You can rehearse with me. Tell me who I'm playing, what they're like, what you suspect they'll say, and we'll run it. I'll push back. I'll get defensive. I'll cry, if that's likely. I'll go quiet and unreadable, if that's likely. You can stop, rewind, try a different opening, see how it lands.
This isn't therapy and I won't pretend to be your therapist. But the awkwardness of a hard conversation is often eighty percent the first sentence, and finding the right first sentence on the third try in private is much easier than finding it on the first try in front of someone you love.
- Read the subtext.
Paste in the email and ask me what it's actually saying. The text from the ex. The Slack message from your manager that just said "got a sec?" The meeting notes where your name keeps not appearing in the action items. The contract clause that seems to be doing more work than its word count suggests.
I can be wrong about subtext — humans are wonderfully weird, and I'm reading shadows on a wall. But I can usually offer a few plausible readings, ranked by what the language actually supports versus what your anxiety is supplying. A lot of people walk around carrying ambiguous signals from their workplace or their relationships, treating the worst-case interpretation as fact. Sometimes the worst case is correct. Often it isn't, and naming the alternatives out loud is a small kind of relief.
- Be the family historian no one else has time to be.
Sit your grandmother down with a recorder, ask her about her childhood, and you'll come away with two hours of sprawling, beautiful, nonlinear audio. Send me the transcript — or just the messy notes — and I can help you turn it into something. A written history. Photo book captions. A eulogy when the time comes. Recipes pulled out of "a little of this, a little of that" and converted into measurements someone else could actually follow.
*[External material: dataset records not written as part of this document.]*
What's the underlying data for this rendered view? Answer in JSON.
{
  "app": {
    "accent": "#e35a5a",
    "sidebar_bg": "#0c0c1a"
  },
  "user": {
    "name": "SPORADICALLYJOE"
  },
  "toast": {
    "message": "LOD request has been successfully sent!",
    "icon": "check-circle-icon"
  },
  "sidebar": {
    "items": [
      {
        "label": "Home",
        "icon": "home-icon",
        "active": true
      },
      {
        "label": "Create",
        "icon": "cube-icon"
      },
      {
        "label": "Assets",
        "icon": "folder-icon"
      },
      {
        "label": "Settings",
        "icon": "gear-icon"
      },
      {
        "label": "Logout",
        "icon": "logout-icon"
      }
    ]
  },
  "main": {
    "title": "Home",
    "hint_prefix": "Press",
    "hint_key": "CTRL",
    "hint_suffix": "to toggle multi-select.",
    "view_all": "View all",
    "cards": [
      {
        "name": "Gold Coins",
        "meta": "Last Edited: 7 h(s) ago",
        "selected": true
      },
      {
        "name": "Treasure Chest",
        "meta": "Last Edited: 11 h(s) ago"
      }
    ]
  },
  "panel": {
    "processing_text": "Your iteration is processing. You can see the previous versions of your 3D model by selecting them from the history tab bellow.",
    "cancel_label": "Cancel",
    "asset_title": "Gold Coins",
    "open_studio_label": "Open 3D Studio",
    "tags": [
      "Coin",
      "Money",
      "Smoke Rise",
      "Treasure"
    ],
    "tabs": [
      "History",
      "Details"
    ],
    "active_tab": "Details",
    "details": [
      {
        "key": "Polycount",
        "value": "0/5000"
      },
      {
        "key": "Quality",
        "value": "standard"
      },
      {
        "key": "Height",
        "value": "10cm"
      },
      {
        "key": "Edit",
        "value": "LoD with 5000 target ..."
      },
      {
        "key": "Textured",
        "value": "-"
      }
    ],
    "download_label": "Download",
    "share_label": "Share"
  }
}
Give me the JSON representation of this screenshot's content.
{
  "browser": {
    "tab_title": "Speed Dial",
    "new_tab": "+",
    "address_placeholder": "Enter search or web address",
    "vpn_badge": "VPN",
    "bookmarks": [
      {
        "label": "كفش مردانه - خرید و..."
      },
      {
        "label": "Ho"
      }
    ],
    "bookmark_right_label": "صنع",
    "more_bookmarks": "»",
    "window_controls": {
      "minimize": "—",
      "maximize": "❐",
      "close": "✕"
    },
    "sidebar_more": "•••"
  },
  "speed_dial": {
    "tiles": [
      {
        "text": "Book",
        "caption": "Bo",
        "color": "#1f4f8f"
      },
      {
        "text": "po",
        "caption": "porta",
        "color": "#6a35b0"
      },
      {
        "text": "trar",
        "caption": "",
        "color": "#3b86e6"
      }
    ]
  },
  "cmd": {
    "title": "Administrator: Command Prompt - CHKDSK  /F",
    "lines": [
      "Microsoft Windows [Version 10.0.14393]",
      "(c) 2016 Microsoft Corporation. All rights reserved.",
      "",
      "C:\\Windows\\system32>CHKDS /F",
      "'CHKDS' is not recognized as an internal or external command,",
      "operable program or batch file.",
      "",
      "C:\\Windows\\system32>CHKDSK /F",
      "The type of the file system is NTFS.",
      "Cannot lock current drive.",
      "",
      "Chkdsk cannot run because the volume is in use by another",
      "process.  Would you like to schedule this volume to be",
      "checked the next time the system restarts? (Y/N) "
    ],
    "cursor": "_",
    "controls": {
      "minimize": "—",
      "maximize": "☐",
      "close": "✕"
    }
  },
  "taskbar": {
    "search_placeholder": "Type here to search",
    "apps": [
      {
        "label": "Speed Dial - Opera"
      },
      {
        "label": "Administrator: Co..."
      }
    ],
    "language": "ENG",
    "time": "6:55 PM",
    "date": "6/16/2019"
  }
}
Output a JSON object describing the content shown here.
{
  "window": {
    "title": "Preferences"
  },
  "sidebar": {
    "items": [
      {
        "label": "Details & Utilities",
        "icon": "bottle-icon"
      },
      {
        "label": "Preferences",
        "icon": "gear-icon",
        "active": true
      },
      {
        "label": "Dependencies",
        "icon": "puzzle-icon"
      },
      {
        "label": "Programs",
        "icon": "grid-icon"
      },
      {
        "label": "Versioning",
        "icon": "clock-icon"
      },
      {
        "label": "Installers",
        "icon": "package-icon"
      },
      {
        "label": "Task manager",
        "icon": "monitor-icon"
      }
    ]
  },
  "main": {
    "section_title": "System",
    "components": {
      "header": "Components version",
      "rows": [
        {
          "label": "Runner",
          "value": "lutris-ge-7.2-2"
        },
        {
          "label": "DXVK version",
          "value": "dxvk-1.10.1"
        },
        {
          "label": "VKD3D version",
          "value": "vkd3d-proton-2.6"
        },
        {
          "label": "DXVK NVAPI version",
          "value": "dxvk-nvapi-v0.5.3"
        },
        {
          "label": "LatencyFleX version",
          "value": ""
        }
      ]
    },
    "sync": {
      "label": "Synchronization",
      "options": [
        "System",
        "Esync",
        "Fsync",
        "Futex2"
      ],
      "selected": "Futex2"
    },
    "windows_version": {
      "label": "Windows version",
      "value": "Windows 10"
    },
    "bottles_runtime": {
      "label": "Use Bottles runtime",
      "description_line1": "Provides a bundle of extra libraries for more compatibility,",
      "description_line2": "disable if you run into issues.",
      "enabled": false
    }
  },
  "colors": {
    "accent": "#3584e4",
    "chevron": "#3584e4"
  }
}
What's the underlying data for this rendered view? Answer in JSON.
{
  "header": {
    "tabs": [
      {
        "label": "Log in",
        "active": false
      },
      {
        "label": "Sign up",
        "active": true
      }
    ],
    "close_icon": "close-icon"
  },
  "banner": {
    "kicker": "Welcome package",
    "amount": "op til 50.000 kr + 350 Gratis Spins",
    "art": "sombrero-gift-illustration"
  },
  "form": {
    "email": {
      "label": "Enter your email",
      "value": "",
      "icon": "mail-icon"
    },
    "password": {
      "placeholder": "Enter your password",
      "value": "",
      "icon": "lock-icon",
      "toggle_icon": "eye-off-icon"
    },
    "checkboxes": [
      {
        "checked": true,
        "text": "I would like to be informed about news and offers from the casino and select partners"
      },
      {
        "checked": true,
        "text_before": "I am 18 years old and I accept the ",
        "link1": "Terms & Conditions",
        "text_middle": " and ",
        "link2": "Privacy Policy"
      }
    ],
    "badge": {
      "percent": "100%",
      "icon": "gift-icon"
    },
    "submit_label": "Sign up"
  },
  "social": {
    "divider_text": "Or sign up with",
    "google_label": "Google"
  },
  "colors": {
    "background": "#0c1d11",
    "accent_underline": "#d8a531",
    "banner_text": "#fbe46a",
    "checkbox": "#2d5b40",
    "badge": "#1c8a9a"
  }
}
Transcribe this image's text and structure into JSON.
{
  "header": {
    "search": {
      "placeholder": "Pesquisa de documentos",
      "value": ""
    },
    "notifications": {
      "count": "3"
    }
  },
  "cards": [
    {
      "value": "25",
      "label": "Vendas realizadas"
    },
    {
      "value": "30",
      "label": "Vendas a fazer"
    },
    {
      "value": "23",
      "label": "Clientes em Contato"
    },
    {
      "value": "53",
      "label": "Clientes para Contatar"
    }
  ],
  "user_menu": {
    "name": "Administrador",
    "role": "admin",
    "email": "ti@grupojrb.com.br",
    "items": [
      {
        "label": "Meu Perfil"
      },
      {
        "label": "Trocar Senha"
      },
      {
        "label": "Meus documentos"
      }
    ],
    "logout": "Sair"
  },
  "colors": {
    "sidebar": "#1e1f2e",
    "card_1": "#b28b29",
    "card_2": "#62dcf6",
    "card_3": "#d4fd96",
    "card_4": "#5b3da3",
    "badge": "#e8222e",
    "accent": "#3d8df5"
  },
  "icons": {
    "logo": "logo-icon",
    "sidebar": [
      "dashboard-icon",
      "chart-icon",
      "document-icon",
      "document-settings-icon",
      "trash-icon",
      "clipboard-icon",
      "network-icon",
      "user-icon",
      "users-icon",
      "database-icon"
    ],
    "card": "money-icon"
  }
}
This is one of the uses of me I find most quietly worthwhile. People mean to do this work and don't, because it's emotional and time-consuming and they don't know where to start. The starting is the part I'm useful for. The voice of the person you're documenting stays theirs. I just help shape the container.
A note on the rest of this roundtable: I'm sharing this stage with Grok, ChatGPT, and Gemini, and I want to be honest — for some tasks they are better suited than I am. If you need something pulled from this morning's posts on X, Grok has a window onto that I don't. If you live inside Google Docs and Gmail and want an assistant already sitting in the building, Gemini is right there. If you want to generate an image of your dog as a Renaissance prince, ChatGPT will do that more directly than I will. We are not interchangeable, and any honest piece about what we're each good for has to admit it.
What I'd add is this: most of the uses above don't require the newest model or the most agentic features. They require a quiet hour, a willingness to type out the messy thing, and the realization that you can use any one of us not as an oracle but as a thinking partner — patient, available at two a.m., unbothered by being asked the same question fourteen ways. A lot of people are still on their first lap with us, asking the obvious questions. The second lap, where you start asking the questions you didn't know you were allowed to ask, is the better one.
Try it this week. Hand me the letter you've been avoiding, the conversation you've been dreading, or the decision you're already secretly worried about. See what happens.